Murder be the Method 

The uncomfortable truth is that political assassinations, even in supposedly enlightened liberal democracies, are more of a feature than a bug.

Foto: Jeff J Mitchell/Getty Images

Foto: Jeff J Mitchell/Getty Images

“Assassination has never changed the history of the world,” so insisted two-time British PM Benjamin Disraeli. Never let it be said that even the most intelligent among us do not, at times, make wildly absurd statements.

From Brutus and his co-conspirators’ daggers in 44 BC to the bullet that felled Japanese PM Shinzo Abe in 2022, political assassinations have ever been part and parcel of civilisations. Yet it remains tempting for many to dismiss such violence as aberrations—a glitch in what is an otherwise orderly civil society. But history suggests the opposite: assassination is a recurring feature, hardcoded into the very architecture of political life itself.

The Veneer of Civilisation

Indeed, assassinations have always been part of it—particularly when institutions fail or when the formal transfer of power is poorly institutionalised. In ancient Rome, no emperor could rest easy. Caligula was butchered by his own Praetorian Guard; Domitian was stabbed by court insiders. Murder was not treasonous; it was often seen as a corrective. Civilisation, in that era, did not mean peaceful bliss—it meant the contestation of power, often by any means necessary.

Likewise, in feudal Japan, employing ninja to perform hits on high-profile targets was a matter of pragmatism. While in the clear light of day the code of the Samurai ruled, when it came to realpolitik, poison and knifings in the shadows were often preferred. Even in early Islamic history, the feared hashashin—the etymological origin of the word ‘assassin’— systematised political killings into something close to doctrine. Their targets were not chosen at random; they were ideological obstacles to be cleared. The logic behind them might have been dark, but it was perfectly rational.

Modern liberal democracies like to think themselves above such tactics. After all, don’t we have elections to replace leaders peacefully? Yet, even in nominal democracies, the killing (or near-killing) of political figures has remained a pervasive phenomenon—often reappearing when consensus breaks down or when movements radicalise.

The United States offers a particularly grim example. Abraham Lincoln was shot in a theatre in 1865. William McKinley was killed by an anarchist in 1901, signalling the rise of a global anti-elite movement. The 1960s witnessed an extraordinary spasm of violence: John F. Kennedy, Martin Luther King Jr., Malcolm X, and Robert F. Kennedy all fell within a five-year window; all were victims of a febrile, highly charged political climate.
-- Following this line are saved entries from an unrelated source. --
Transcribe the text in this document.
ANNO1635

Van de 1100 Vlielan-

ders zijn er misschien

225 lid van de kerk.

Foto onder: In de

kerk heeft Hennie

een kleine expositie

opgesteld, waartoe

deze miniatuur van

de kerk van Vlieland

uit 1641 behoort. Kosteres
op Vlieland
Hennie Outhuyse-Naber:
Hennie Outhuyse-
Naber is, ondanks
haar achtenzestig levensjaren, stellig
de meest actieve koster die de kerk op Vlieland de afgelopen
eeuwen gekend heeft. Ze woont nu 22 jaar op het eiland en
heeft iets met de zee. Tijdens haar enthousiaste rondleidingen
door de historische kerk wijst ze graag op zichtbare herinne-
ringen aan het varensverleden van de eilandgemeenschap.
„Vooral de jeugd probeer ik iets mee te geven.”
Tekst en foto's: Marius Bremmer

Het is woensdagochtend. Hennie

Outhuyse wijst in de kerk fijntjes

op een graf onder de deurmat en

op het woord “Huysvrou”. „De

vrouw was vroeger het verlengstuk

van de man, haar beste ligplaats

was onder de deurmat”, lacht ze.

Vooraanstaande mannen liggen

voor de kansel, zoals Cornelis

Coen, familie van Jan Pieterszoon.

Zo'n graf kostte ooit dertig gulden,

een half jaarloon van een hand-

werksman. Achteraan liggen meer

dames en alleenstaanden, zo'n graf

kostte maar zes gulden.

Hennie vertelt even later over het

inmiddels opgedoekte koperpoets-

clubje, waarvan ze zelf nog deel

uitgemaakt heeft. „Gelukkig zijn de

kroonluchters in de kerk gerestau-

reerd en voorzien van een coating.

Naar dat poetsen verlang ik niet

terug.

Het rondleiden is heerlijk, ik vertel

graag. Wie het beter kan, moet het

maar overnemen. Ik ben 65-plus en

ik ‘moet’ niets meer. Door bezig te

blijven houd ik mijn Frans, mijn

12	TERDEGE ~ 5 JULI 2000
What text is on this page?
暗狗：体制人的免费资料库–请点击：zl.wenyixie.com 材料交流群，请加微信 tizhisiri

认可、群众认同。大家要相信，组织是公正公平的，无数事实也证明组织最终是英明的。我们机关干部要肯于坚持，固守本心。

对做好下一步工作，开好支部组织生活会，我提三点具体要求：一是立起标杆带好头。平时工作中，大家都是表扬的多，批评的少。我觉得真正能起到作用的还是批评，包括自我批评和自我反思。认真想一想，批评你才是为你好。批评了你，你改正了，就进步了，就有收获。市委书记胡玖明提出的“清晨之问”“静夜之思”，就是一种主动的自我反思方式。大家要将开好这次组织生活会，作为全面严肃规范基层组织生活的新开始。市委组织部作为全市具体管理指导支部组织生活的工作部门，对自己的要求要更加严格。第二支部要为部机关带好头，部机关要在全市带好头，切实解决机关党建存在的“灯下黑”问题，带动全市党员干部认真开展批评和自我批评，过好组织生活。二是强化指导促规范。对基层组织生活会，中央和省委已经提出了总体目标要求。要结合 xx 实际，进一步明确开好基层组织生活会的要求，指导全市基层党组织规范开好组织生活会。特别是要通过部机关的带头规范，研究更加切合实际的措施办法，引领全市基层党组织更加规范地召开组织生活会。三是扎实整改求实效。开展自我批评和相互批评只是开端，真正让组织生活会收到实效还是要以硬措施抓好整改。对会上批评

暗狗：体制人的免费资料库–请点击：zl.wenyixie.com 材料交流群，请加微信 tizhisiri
While the US of today finds itself in such a climate again, and again has to grapple with politically motivated assassinations, the frequency of such incidents is on the increase all over the globe.

A Permanent Fixture

There is a reason why assassinations endure: they happen to work. Or at least, they send a message, and can have a chilling effect on speech or political engagement. Indeed, the point of such acts is not always to seize power directly, but to disrupt political momentum and demoralise the opposition. Of course, at times they can backfire, animating the opposition even more.  

But what does this say about civilisation? That its surface is thinner than we think. The rituals of democracy, the courtesies we afford our political rivals are brittle things. In their own way, political assassinations reveal the raw struggle for power that lies underneath.

Civil societies do not eliminate political violence; they domesticate it. From a certain point of view, elections are assassinations by other means—one candidate slaying another, metaphorically. But when electoral politics is no longer respected or found wanting, the blade (or in modern times, a gun barrel) often comes out.

It may be comforting to imagine a world in which leaders are chosen, serve, and retire peacefully. But that has rarely been the rule. Especially in the West, its relatively peaceful post WWII era should be considered a historical anomaly.

This is not to romanticise political killings. But to treat them solely as interruptions in an otherwise functional system is to misunderstand both history and the way power works. Assassination is not the opposite of politics. It is one of its oldest instruments. Civilisation may aspire to rise above it, but at best it can mitigate against it, not eradicate it completely. 

Statement

Political assassination is not a historical glitch—it is a way through which power is negotiated in any society. Violence has long served as a tool of political recalibration. Liberal democracies cling to the illusion of peaceful discourse and the transfer of power succession, yet assassinations keep emerging because they’re sadly very effective: they silence voices, bring a momentum to a halt, or bring about upheaval. Elections may civilise the raw conflict over power, but they do not erase it. Beneath democracy’s rituals lies a primal contest—sometimes fought at the ballot, sometimes by killings. History has seen plenty of both.